どうやら、始業式に間に合わなかった生徒のようだ。
おそらく慌ててやって来たのだろう。日の光を浴びてピンク色がかって見える銀色の髪を頭の後ろでくくっただけで、化粧はおろか口紅すらしていない。――しかし。
そんなことは問題ではない。
(なんなの、この無礼な女。
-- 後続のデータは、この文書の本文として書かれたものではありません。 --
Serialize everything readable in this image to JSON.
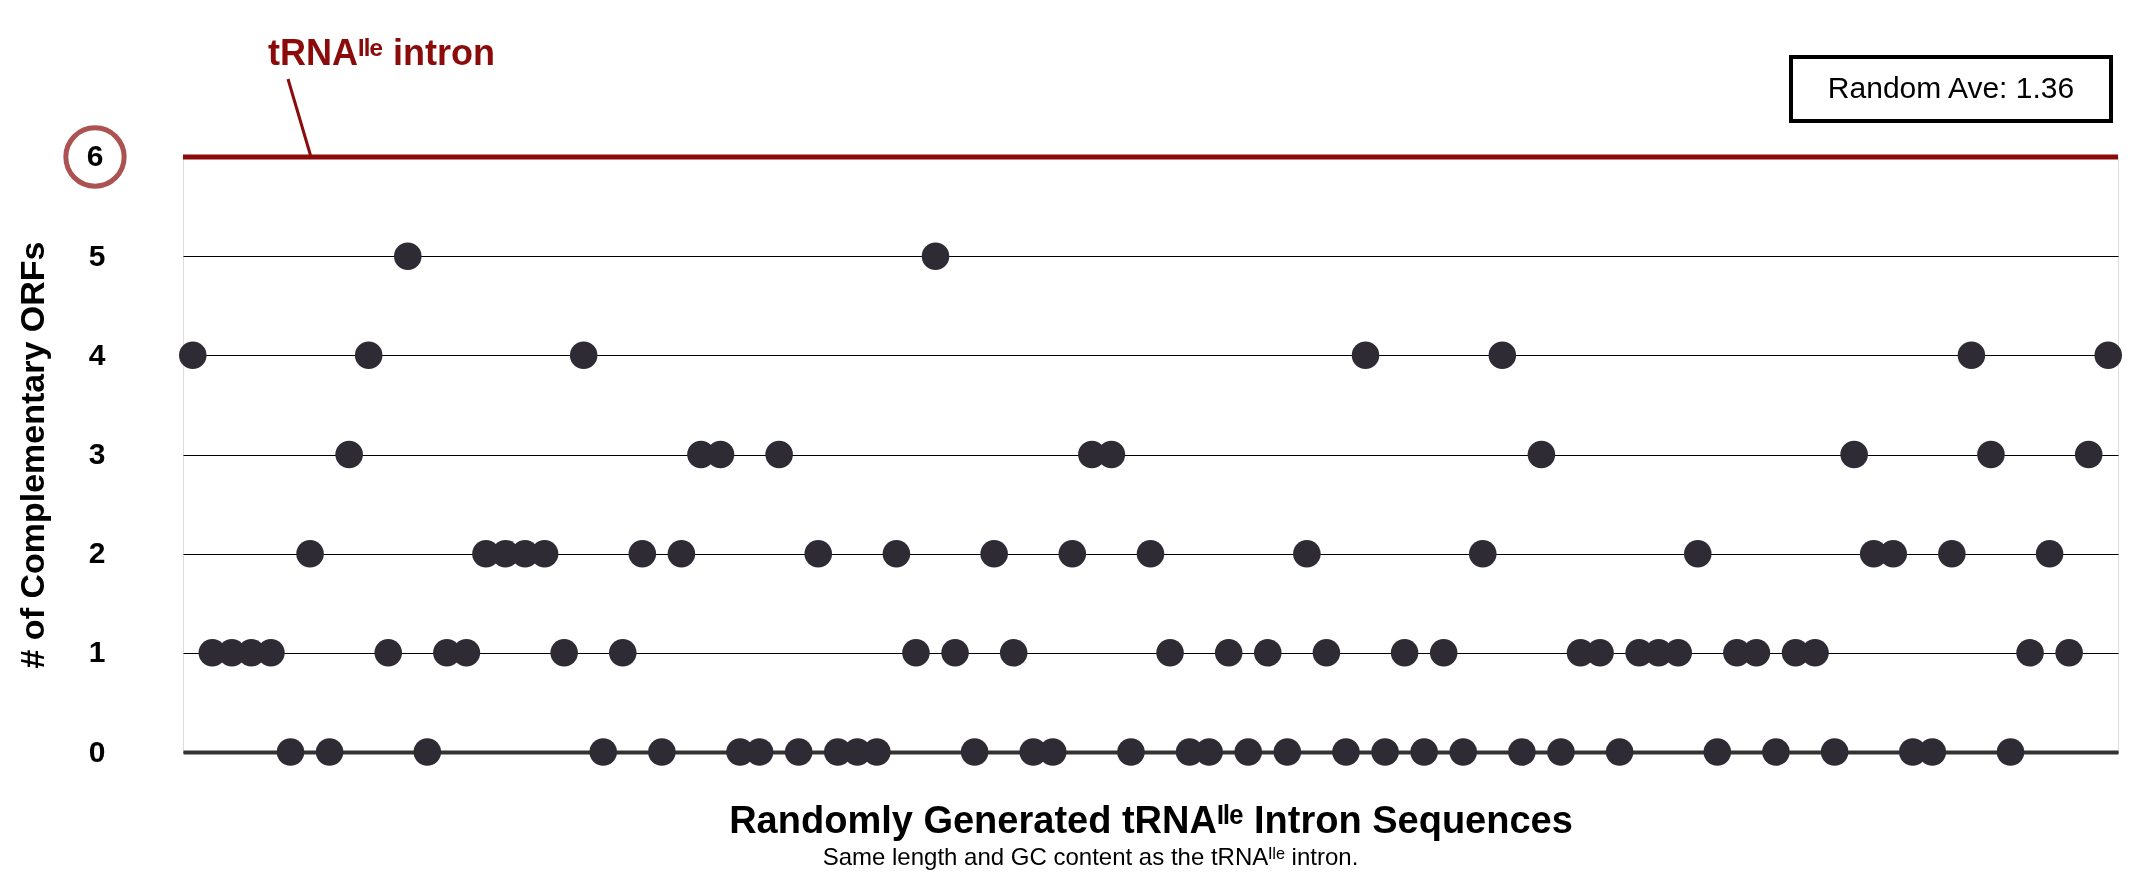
{
  "chart_data": {
    "type": "scatter",
    "xlabel": "Randomly Generated tRNAᴵˡᵉ Intron Sequences",
    "ylabel": "# of Complementary ORFs",
    "annotations": [
      {
        "text": "tRNAᴵˡᵉ intron",
        "y": 6
      },
      "Random Ave: 1.36",
      "Same length and GC content as the tRNAᴵˡᵉ intron."
    ],
    "categories": [
      null,
      null,
      null,
      null,
      null,
      null,
      null,
      null,
      null,
      null,
      null,
      null,
      null,
      null,
      null,
      null,
      null,
      null,
      null,
      null,
      null,
      null,
      null,
      null,
      null,
      null,
      null,
      null,
      null,
      null,
      null,
      null,
      null,
      null,
      null,
      null,
      null,
      null,
      null,
      null,
      null,
      null,
      null,
      null,
      null,
      null,
      null,
      null,
      null,
      null,
      null,
      null,
      null,
      null,
      null,
      null,
      null,
      null,
      null,
      null,
      null,
      null,
      null,
      null,
      null,
      null,
      null,
      null,
      null,
      null,
      null,
      null,
      null,
      null,
      null,
      null,
      null,
      null,
      null,
      null,
      null,
      null,
      null,
      null,
      null,
      null,
      null,
      null,
      null,
      null,
      null,
      null,
      null,
      null,
      null,
      null,
      null,
      null,
      null
    ],
    "series": [
      {
        "color": "#2e2b35",
        "values": [
          4,
          1,
          1,
          1,
          1,
          0,
          2,
          0,
          3,
          4,
          1,
          5,
          0,
          1,
          1,
          2,
          2,
          2,
          2,
          1,
          4,
          0,
          1,
          2,
          0,
          2,
          3,
          3,
          0,
          0,
          3,
          0,
          2,
          0,
          0,
          0,
          2,
          1,
          5,
          1,
          0,
          2,
          1,
          0,
          0,
          2,
          3,
          3,
          0,
          2,
          1,
          0,
          0,
          1,
          0,
          1,
          0,
          2,
          1,
          0,
          4,
          0,
          1,
          0,
          1,
          0,
          2,
          4,
          0,
          3,
          0,
          1,
          1,
          0,
          1,
          1,
          1,
          2,
          0,
          1,
          1,
          0,
          1,
          1,
          0,
          3,
          2,
          2,
          0,
          0,
          2,
          4,
          3,
          0,
          1,
          2,
          1,
          3,
          4
        ]
      }
    ],
    "ylim": [
      0,
      6
    ],
    "yticks": [
      0,
      1,
      2,
      3,
      4,
      5
    ],
    "ref_lines": [
      {
        "axis": "y",
        "value": 6,
        "label": "6",
        "color": "#8b0a0a"
      }
    ],
    "grid": "y",
    "legend": false,
    "marker": "circle"
  }
}
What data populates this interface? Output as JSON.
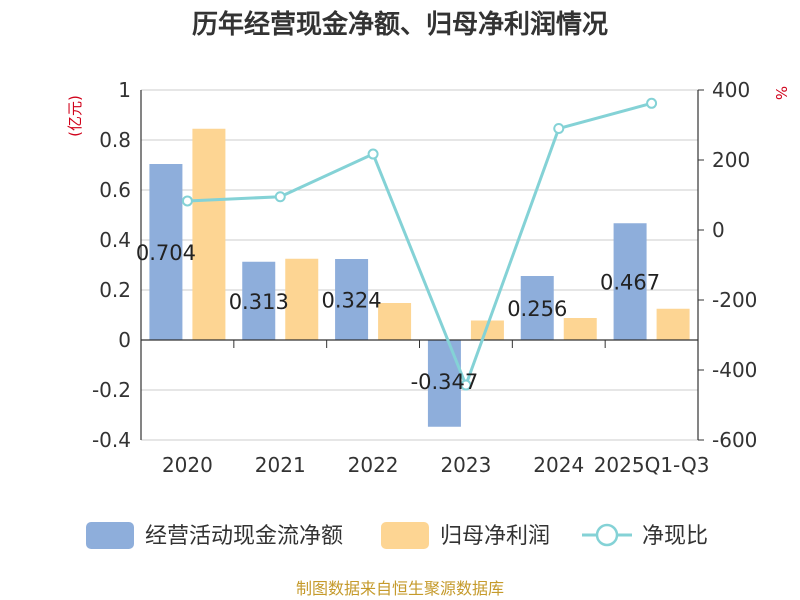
{
  "chart_data": {
    "type": "bar+line",
    "title": "历年经营现金净额、归母净利润情况",
    "categories": [
      "2020",
      "2021",
      "2022",
      "2023",
      "2024",
      "2025Q1-Q3"
    ],
    "series": [
      {
        "name": "经营活动现金流净额",
        "type": "bar",
        "axis": "left",
        "color": "#8eaedb",
        "values": [
          0.704,
          0.313,
          0.324,
          -0.347,
          0.256,
          0.467
        ],
        "labels": [
          "0.704",
          "0.313",
          "0.324",
          "-0.347",
          "0.256",
          "0.467"
        ]
      },
      {
        "name": "归母净利润",
        "type": "bar",
        "axis": "left",
        "color": "#fdd593",
        "values": [
          0.845,
          0.325,
          0.148,
          0.078,
          0.088,
          0.125
        ]
      },
      {
        "name": "净现比",
        "type": "line",
        "axis": "right",
        "color": "#84d2d6",
        "values": [
          83,
          95,
          217,
          -443,
          290,
          362
        ]
      }
    ],
    "y_left": {
      "label": "(亿元)",
      "min": -0.4,
      "max": 1,
      "ticks": [
        1,
        0.8,
        0.6,
        0.4,
        0.2,
        0,
        -0.2,
        -0.4
      ],
      "tick_labels": [
        "1",
        "0.8",
        "0.6",
        "0.4",
        "0.2",
        "0",
        "-0.2",
        "-0.4"
      ]
    },
    "y_right": {
      "label": "%",
      "min": -600,
      "max": 400,
      "ticks": [
        400,
        200,
        0,
        -200,
        -400,
        -600
      ],
      "tick_labels": [
        "400",
        "200",
        "0",
        "-200",
        "-400",
        "-600"
      ]
    },
    "grid": true,
    "legend_position": "bottom"
  },
  "source": "制图数据来自恒生聚源数据库",
  "colors": {
    "axis_label_red": "#d0021b",
    "source": "#c59a2b",
    "grid": "#cccccc",
    "axis": "#333333"
  }
}
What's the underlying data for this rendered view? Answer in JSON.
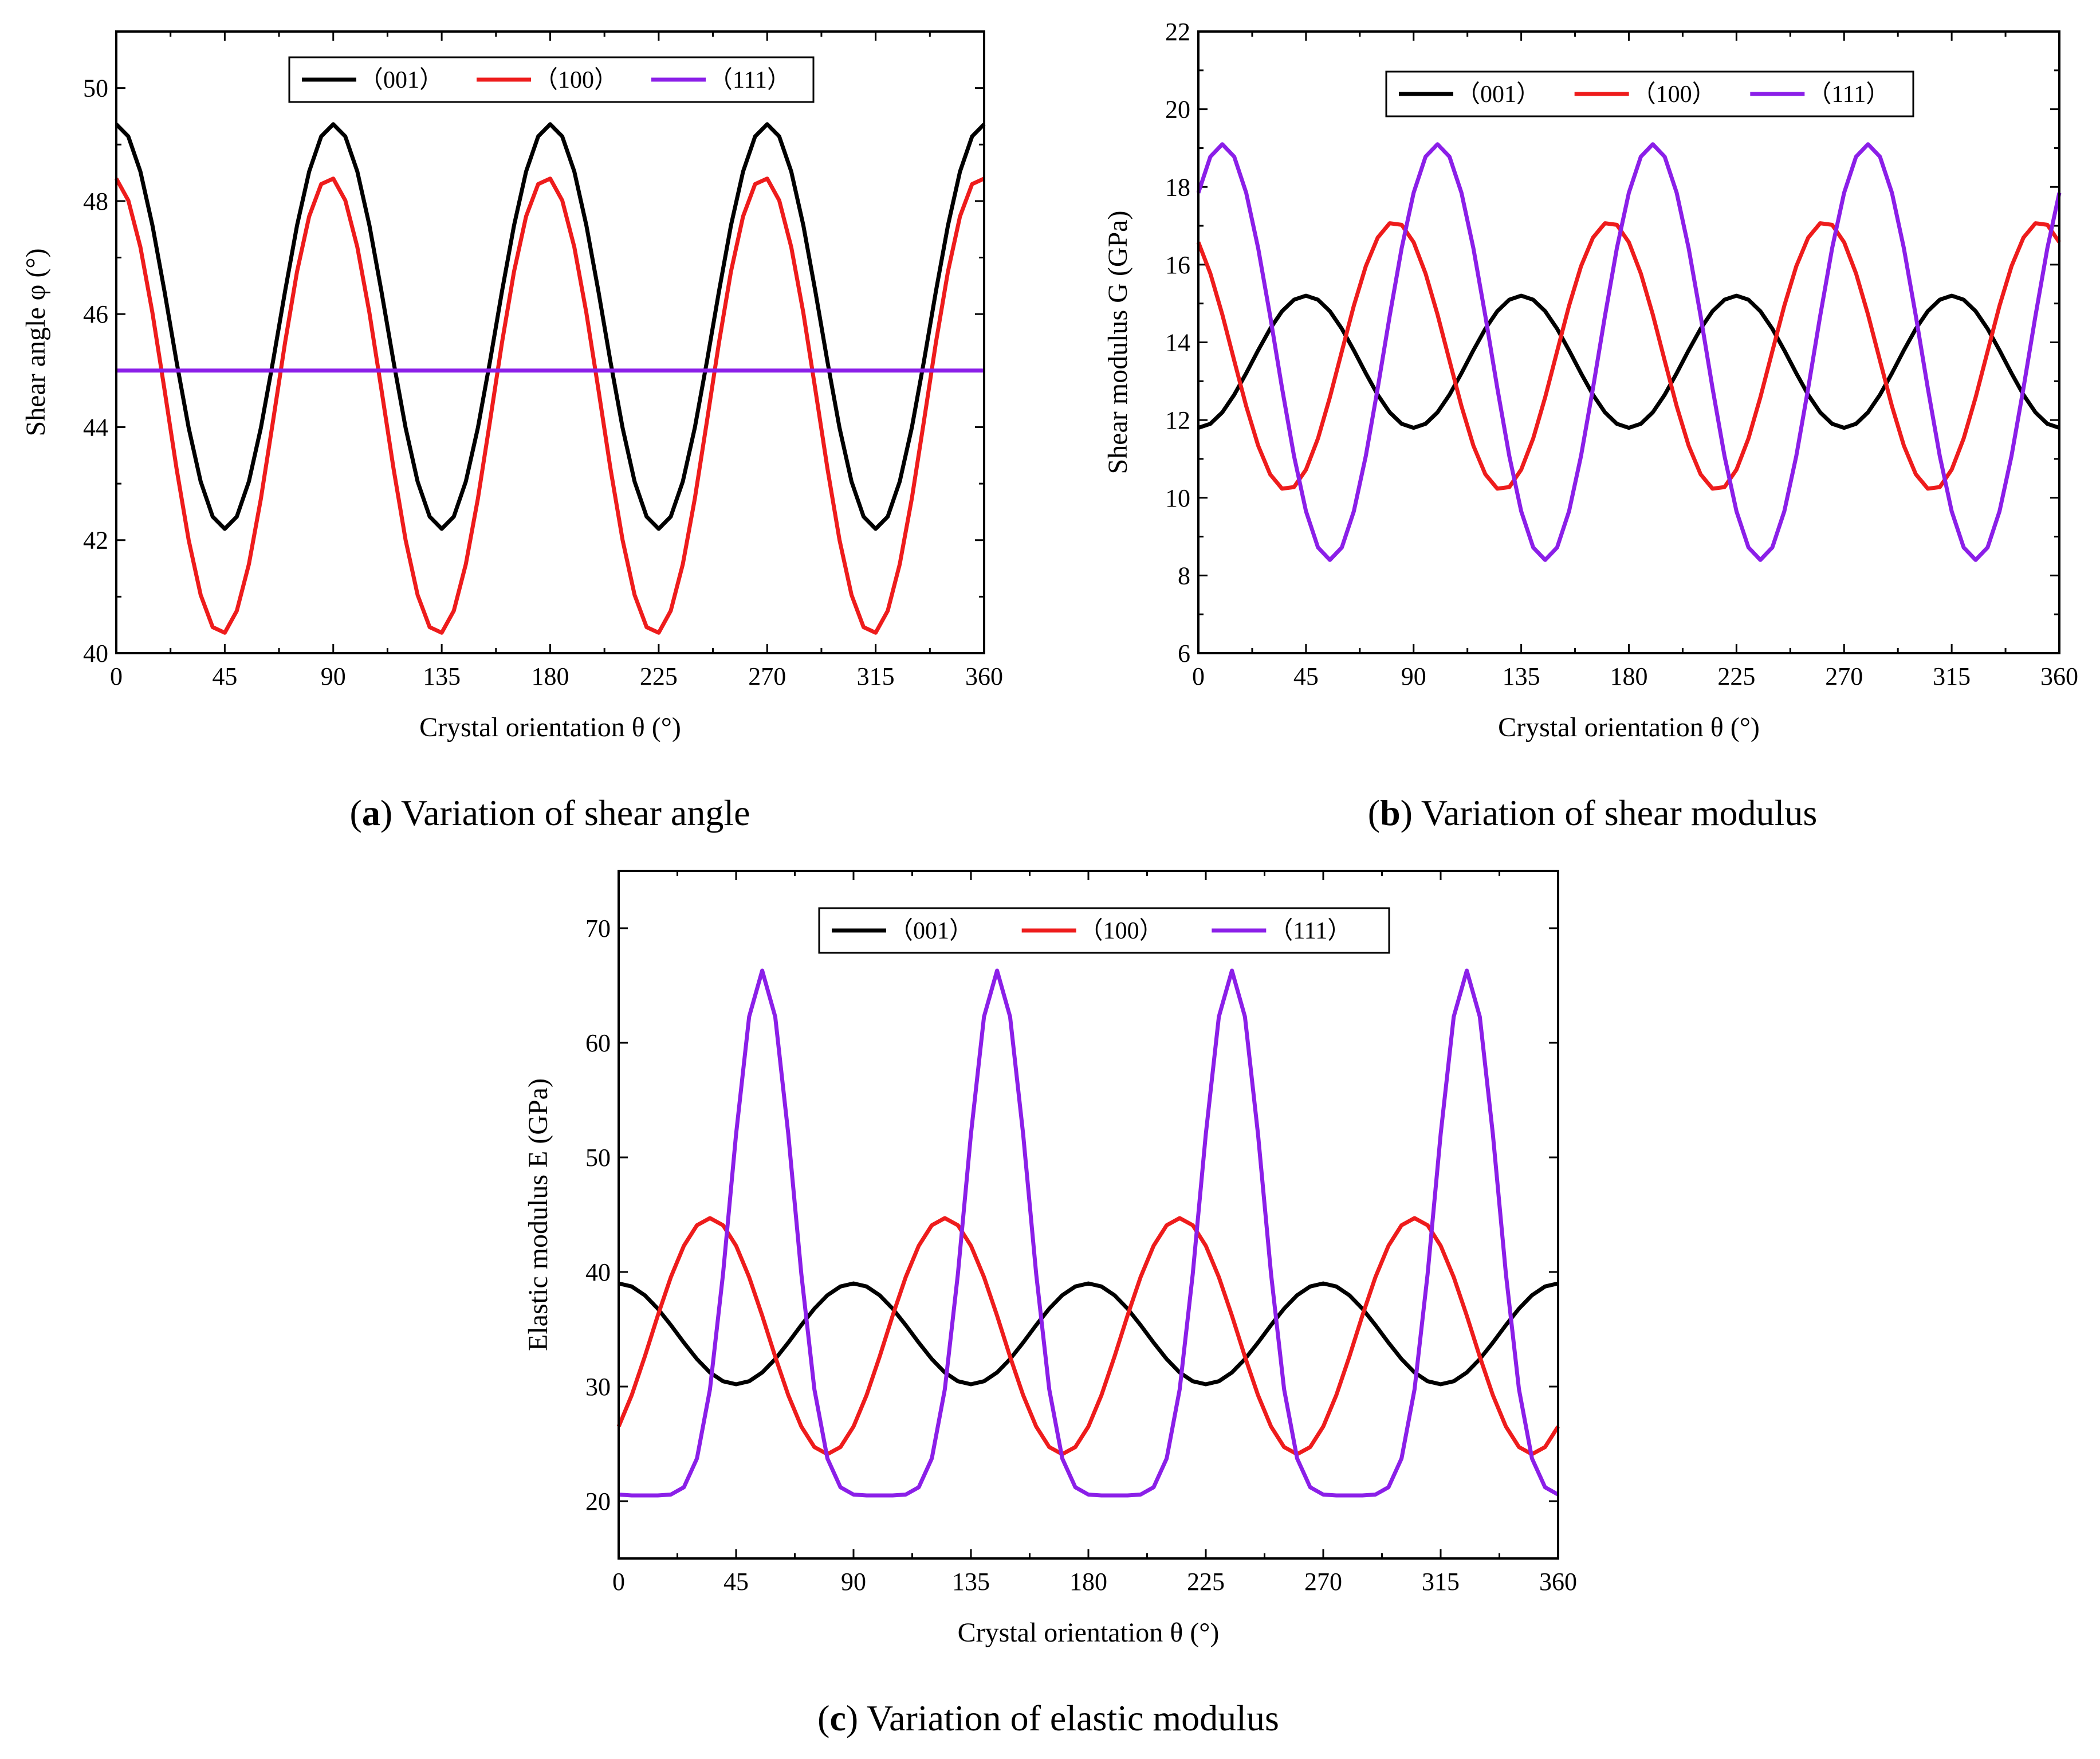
{
  "colors": {
    "s001": "#000000",
    "s100": "#ee1c1c",
    "s111": "#8b1fe8"
  },
  "chart_data": [
    {
      "id": "a",
      "type": "line",
      "caption_letter": "a",
      "caption_text": " Variation of shear angle",
      "xlabel": "Crystal orientation θ (°)",
      "ylabel": "Shear angle φ (°)",
      "xlim": [
        0,
        360
      ],
      "ylim": [
        40,
        51
      ],
      "xticks": [
        0,
        45,
        90,
        135,
        180,
        225,
        270,
        315,
        360
      ],
      "yticks": [
        40,
        42,
        44,
        46,
        48,
        50
      ],
      "legend": [
        "（001）",
        "（100）",
        "（111）"
      ],
      "series": [
        {
          "name": "（001）",
          "color": "#000000",
          "period": 90,
          "mean": 45.78,
          "amp": 3.58,
          "phase": 0,
          "pow": 1
        },
        {
          "name": "（100）",
          "color": "#ee1c1c",
          "period": 90,
          "mean": 44.38,
          "amp": 4.04,
          "phase": -1.5,
          "pow": 1
        },
        {
          "name": "（111）",
          "color": "#8b1fe8",
          "period": 90,
          "mean": 45.0,
          "amp": 0,
          "phase": 0,
          "pow": 1
        }
      ]
    },
    {
      "id": "b",
      "type": "line",
      "caption_letter": "b",
      "caption_text": " Variation of shear modulus",
      "xlabel": "Crystal orientation θ (°)",
      "ylabel": "Shear modulus G (GPa)",
      "xlim": [
        0,
        360
      ],
      "ylim": [
        6,
        22
      ],
      "xticks": [
        0,
        45,
        90,
        135,
        180,
        225,
        270,
        315,
        360
      ],
      "yticks": [
        6,
        8,
        10,
        12,
        14,
        16,
        18,
        20,
        22
      ],
      "legend": [
        "（001）",
        "（100）",
        "（111）"
      ],
      "series": [
        {
          "name": "（001）",
          "color": "#000000",
          "period": 90,
          "mean": 13.5,
          "amp": -1.7,
          "phase": 0,
          "pow": 1
        },
        {
          "name": "（100）",
          "color": "#ee1c1c",
          "period": 90,
          "mean": 13.65,
          "amp": 3.45,
          "phase": 82,
          "pow": 1
        },
        {
          "name": "（111）",
          "color": "#8b1fe8",
          "period": 90,
          "mean": 13.75,
          "amp": 5.35,
          "phase": 10,
          "pow": 1
        }
      ]
    },
    {
      "id": "c",
      "type": "line",
      "caption_letter": "c",
      "caption_text": " Variation of elastic modulus",
      "xlabel": "Crystal orientation θ (°)",
      "ylabel": "Elastic modulus E (GPa)",
      "xlim": [
        0,
        360
      ],
      "ylim": [
        15,
        75
      ],
      "xticks": [
        0,
        45,
        90,
        135,
        180,
        225,
        270,
        315,
        360
      ],
      "yticks": [
        20,
        30,
        40,
        50,
        60,
        70
      ],
      "legend": [
        "（001）",
        "（100）",
        "（111）"
      ],
      "series": [
        {
          "name": "（001）",
          "color": "#000000",
          "period": 90,
          "mean": 34.6,
          "amp": 4.4,
          "phase": 0,
          "pow": 1
        },
        {
          "name": "（100）",
          "color": "#ee1c1c",
          "period": 90,
          "mean": 34.4,
          "amp": 10.3,
          "phase": 35,
          "pow": 1
        },
        {
          "name": "（111）",
          "color": "#8b1fe8",
          "min": 20.5,
          "max": 66.3,
          "period": 90,
          "phase": 55,
          "pow": 3,
          "peak": true
        }
      ]
    }
  ]
}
王族の行く手をふさぐなんて、不敬だわ!)
どんなに急いでいようと、王族への敬意を乱す行動は許されない。
そう思ってマーガレットが注意しようとした時、ランバート王子に話しかける女子生徒の声が聞こえてきた。
「すみません、女子寮はどこですか」
――刹那、マーガレット頭の中に、聞いたことのない硬質な声が鳴り響いた。
「王子ルートが選択されました――」
その声が頭の片隅から聞こえたかと思うと、大量の前世の記憶が、怒涛の如く脳内に流れ込んできたのだ。
この世界は、前世でハマった乙女ゲーム、『胸キュン☆セントレア学園』の世界。
目の前の女子生徒は、『聖女の力』を顕現して、平民の学校から編入してきたゲームのヒロイン。
最初に誰に話しかけるかで、五人の攻略対象のどのルートを選択するかを決める。
先ほどの硬質な声は、ヒロインが王子ルートを選択したことを知らせる合図。
前世に何度も聞いた、ゲーム開始のアナウンス。
王子ルートが選択されたということは、たった今、婚約者であるマーガレットが悪役令嬢になったということ――
そのことを理解したマーガレットは、ショックのあまり目の前が真っ暗になり、その場に崩れ落ちたのだった。